Diese Erzählung hat mich weder überrascht, noch aufgeregt. Das war für mich nichts Neues. Wenn sie nach Norwegen kam, hat sie sich genauso benommen. Unter ihren Forderungen, Ansprüchen und Boshaftigkeiten bin ich körperlich zusammengebrochen. Das war eine rein physische Überanstrengung, psychisch hat sie mich nicht erschüttern können, ich habe die Frau zu tief verachtet.

Ihre letzten Worte vor ihrem Tod waren: „Heidi, kannst du mir noch einmal verzeihen?

Ich habe ihr daraufhin hoch und heilig versichert: „Tante Ingeborg, ich habe Dir nichts zu verzeihen.

Das war die Wahrheit, für mich gab es nichts zu verzeihen. Die Frau war mir zu gleichgültig, als dass sie mich hätte treffen können. Auf das Niveau habe ich mich nicht eingelassen. Ich bin weggegangen oder weggefahren, wenn sie bösartig wurde. Ich habe den Hörer aufgelegt oder das Gespräch unterbrochen, wenn sie am Telefon zu sticheln anfing.

Militärisch gesagt: Ich bin in Deckung gegangen, wenn Angriffe kamen. Ich bin ausgewichen, wenn Ingeborg mit Boshaftigkeiten um sich schoss. .Bei mir hat sie in die leere Luft geschossen. Das wusste sie. Das konnte sie aber nicht begreifen. Sie hatte alle terrorisiert, auch meinen Vater. Sie hatte über alle Kontrolle.

Ihre Seele war nicht von traumatischen Erlebnissen deformiert wie die meiner Mutter, Ingeborg war von Hochmut und Dummheit deformiert. Mit ihren Bosheiten war sie genauso stereotyp und rigide wie der verrückte Sexualverbrecher mit seinem Fahrrad.

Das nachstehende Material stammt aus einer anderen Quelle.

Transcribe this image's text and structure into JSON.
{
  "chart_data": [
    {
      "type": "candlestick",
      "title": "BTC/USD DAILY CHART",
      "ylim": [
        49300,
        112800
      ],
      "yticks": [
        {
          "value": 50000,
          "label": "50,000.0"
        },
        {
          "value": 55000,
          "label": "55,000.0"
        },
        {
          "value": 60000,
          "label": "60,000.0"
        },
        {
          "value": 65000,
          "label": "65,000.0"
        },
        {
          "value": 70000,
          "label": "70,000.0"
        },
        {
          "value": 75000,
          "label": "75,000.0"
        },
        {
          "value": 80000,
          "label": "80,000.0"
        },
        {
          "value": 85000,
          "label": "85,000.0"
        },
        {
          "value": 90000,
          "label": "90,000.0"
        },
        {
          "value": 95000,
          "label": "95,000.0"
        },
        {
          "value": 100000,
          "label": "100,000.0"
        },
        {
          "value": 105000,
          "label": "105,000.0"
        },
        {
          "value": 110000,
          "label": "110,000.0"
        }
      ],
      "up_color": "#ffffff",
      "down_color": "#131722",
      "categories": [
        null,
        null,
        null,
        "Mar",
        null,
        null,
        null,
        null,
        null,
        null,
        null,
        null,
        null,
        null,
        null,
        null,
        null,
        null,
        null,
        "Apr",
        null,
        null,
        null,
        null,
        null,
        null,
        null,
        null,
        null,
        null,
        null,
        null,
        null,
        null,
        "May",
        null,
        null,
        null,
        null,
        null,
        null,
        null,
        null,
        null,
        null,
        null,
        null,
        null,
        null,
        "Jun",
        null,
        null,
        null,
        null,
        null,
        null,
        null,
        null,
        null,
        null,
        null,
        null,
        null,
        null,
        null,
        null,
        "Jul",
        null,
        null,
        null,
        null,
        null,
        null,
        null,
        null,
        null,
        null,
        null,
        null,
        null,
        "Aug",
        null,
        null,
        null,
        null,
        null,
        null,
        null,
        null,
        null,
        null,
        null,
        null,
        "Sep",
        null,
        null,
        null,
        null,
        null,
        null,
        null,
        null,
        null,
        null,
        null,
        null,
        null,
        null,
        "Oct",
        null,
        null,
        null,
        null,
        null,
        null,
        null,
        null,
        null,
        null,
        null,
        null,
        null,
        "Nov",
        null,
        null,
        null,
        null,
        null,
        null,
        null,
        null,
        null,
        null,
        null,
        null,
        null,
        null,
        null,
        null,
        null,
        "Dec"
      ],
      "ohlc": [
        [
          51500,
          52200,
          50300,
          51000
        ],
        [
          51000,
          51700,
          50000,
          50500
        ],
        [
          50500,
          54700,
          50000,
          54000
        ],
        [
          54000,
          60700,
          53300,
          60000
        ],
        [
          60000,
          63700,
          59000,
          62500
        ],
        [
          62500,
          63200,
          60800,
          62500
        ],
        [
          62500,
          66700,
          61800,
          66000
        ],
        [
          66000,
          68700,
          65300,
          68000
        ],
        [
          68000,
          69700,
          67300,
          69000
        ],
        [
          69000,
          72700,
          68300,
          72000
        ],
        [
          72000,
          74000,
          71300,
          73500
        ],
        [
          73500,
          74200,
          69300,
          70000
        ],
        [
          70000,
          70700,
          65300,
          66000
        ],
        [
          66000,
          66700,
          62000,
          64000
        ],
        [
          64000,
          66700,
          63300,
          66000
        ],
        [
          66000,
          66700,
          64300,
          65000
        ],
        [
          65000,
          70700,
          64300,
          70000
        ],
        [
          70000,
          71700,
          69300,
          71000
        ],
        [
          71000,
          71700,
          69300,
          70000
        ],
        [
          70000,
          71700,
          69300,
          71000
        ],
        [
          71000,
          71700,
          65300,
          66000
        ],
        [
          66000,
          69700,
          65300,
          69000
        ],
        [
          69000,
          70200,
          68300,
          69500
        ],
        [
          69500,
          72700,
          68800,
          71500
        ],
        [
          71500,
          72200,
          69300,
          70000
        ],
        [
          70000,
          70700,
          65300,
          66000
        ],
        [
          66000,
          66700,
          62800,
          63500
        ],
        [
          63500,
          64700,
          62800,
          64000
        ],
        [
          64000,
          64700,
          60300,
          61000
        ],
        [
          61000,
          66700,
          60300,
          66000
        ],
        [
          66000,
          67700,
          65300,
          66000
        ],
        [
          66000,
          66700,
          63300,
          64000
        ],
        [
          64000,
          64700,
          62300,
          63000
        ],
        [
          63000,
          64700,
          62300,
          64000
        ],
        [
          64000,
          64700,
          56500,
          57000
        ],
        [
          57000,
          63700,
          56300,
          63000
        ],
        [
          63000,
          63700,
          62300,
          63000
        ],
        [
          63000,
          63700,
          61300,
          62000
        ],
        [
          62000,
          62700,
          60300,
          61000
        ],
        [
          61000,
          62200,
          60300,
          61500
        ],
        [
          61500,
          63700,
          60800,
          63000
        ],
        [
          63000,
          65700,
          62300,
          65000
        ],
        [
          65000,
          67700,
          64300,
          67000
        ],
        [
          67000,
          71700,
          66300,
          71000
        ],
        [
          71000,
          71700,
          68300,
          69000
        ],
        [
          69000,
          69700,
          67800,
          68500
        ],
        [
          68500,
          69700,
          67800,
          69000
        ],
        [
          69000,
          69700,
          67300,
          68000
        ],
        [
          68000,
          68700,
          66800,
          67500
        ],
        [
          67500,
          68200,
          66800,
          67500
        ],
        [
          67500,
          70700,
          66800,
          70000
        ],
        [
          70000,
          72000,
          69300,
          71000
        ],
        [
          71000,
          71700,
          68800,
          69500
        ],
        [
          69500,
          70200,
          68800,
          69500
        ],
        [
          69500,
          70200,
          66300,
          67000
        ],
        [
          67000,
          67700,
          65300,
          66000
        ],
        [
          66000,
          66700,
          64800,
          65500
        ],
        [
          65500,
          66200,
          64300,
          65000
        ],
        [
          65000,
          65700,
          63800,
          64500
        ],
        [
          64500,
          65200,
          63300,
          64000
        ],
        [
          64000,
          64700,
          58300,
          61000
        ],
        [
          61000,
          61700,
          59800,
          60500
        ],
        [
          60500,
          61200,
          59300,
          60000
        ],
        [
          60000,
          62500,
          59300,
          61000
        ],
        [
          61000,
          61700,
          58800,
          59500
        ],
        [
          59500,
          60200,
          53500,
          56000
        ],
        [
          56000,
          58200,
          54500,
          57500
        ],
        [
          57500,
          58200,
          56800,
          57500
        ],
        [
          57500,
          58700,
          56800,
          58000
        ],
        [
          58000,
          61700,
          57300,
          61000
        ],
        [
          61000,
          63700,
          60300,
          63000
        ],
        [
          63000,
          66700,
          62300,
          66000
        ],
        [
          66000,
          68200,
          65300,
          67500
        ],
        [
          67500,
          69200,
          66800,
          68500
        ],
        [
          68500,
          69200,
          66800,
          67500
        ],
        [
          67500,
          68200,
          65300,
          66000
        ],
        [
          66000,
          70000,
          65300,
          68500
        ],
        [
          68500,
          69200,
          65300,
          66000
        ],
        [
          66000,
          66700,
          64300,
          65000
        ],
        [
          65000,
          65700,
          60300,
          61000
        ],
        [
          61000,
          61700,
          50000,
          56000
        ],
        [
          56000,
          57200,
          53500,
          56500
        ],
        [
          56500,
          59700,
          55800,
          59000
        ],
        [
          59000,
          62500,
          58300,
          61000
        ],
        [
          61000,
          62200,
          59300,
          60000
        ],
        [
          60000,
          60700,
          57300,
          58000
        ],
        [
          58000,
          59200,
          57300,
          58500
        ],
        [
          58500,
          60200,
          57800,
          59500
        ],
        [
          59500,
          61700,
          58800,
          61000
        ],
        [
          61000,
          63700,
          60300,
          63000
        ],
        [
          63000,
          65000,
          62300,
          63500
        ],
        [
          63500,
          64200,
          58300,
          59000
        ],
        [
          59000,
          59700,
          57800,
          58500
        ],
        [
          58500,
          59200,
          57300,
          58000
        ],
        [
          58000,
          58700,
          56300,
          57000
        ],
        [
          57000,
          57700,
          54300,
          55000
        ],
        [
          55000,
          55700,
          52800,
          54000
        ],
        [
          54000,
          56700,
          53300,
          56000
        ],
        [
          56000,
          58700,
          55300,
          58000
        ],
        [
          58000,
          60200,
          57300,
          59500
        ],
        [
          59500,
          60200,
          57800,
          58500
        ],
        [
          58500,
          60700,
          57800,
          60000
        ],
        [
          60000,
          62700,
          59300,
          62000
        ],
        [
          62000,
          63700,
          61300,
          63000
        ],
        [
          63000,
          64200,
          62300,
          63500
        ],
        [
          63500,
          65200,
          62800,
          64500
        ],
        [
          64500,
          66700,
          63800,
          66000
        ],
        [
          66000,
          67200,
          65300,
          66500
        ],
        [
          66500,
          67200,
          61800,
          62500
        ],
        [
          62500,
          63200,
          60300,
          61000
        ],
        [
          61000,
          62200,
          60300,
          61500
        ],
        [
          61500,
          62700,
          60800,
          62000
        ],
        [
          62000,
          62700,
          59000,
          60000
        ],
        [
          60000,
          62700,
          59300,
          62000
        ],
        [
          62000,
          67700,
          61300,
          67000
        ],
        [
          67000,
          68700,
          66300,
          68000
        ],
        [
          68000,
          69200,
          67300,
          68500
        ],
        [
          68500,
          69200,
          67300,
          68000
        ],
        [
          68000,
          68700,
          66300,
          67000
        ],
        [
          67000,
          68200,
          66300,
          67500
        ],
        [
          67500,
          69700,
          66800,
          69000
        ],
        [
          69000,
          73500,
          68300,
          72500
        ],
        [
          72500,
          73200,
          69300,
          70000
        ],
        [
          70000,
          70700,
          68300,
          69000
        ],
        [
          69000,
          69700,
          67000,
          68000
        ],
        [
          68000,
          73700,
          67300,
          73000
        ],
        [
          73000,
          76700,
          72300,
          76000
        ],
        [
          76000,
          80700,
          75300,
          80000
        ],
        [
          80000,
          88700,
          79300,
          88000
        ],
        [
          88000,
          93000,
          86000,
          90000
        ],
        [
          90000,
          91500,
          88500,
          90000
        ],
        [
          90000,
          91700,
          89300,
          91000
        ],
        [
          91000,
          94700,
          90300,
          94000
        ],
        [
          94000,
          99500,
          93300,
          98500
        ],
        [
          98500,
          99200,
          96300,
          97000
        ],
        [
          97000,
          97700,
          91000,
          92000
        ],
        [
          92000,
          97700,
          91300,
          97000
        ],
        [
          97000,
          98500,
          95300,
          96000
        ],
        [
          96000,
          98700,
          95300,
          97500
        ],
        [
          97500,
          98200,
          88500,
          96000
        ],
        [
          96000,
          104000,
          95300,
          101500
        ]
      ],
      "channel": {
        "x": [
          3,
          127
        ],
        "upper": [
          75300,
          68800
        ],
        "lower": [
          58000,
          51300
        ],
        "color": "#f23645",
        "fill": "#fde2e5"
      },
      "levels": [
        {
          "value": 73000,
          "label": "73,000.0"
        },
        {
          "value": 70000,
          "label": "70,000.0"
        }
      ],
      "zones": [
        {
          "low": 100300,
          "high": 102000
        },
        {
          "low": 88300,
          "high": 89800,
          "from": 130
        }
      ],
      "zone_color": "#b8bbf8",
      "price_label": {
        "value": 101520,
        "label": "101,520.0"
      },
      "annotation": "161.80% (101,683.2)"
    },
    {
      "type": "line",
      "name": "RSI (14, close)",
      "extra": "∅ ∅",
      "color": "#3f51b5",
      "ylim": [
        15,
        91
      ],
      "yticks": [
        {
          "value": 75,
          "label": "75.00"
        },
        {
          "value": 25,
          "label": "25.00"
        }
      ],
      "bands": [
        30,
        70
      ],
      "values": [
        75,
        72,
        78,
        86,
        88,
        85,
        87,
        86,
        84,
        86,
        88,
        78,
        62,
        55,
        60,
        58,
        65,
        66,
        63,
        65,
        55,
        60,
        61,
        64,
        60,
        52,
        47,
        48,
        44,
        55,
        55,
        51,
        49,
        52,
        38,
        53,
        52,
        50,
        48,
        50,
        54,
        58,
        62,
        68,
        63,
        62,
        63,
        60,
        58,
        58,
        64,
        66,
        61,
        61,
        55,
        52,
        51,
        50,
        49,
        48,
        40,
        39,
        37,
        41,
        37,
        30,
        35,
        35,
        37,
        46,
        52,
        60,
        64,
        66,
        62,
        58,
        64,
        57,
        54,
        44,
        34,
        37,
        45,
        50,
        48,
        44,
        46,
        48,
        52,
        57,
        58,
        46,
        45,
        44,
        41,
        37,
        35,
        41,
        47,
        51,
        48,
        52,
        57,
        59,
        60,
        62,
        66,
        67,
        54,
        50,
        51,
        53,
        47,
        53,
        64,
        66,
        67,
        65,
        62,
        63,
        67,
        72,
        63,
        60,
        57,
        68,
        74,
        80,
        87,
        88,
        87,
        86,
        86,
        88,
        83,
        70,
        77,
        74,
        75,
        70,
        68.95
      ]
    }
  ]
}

Als mein Vater starb, wurde der liebe Gott ihr „Papi“, der ihr alles verzeihen musste, ganz automatisch. Das war sein Job. Aber ganz traute sie ihm doch nicht, ich sollte auch noch ein gutes Wort einlegen: „Heidi, kannst du mir noch einmal verzeihen?

Außerdem hatte sie noch die Tochter eines Pfarrers engagiert. Man kann nie wissen, besser ist besser. Irgendwie wird sich Gott wohl breitschlagen lassen.

Sie hat nicht begriffen, dass sie ihre Boshaftigkeiten mit sich selber hätte abmachen müssen. Sie hätte sich selber verzeihen müssen. Doch die Einsicht in ihre eigene Seele war ihr durch Hochmut und Dummheit versperrt. Das konnte sie nicht begreifen.

Dennoch hatten ihre Boshaftigkeiten weit reichende Konsequenzen für mein Leben.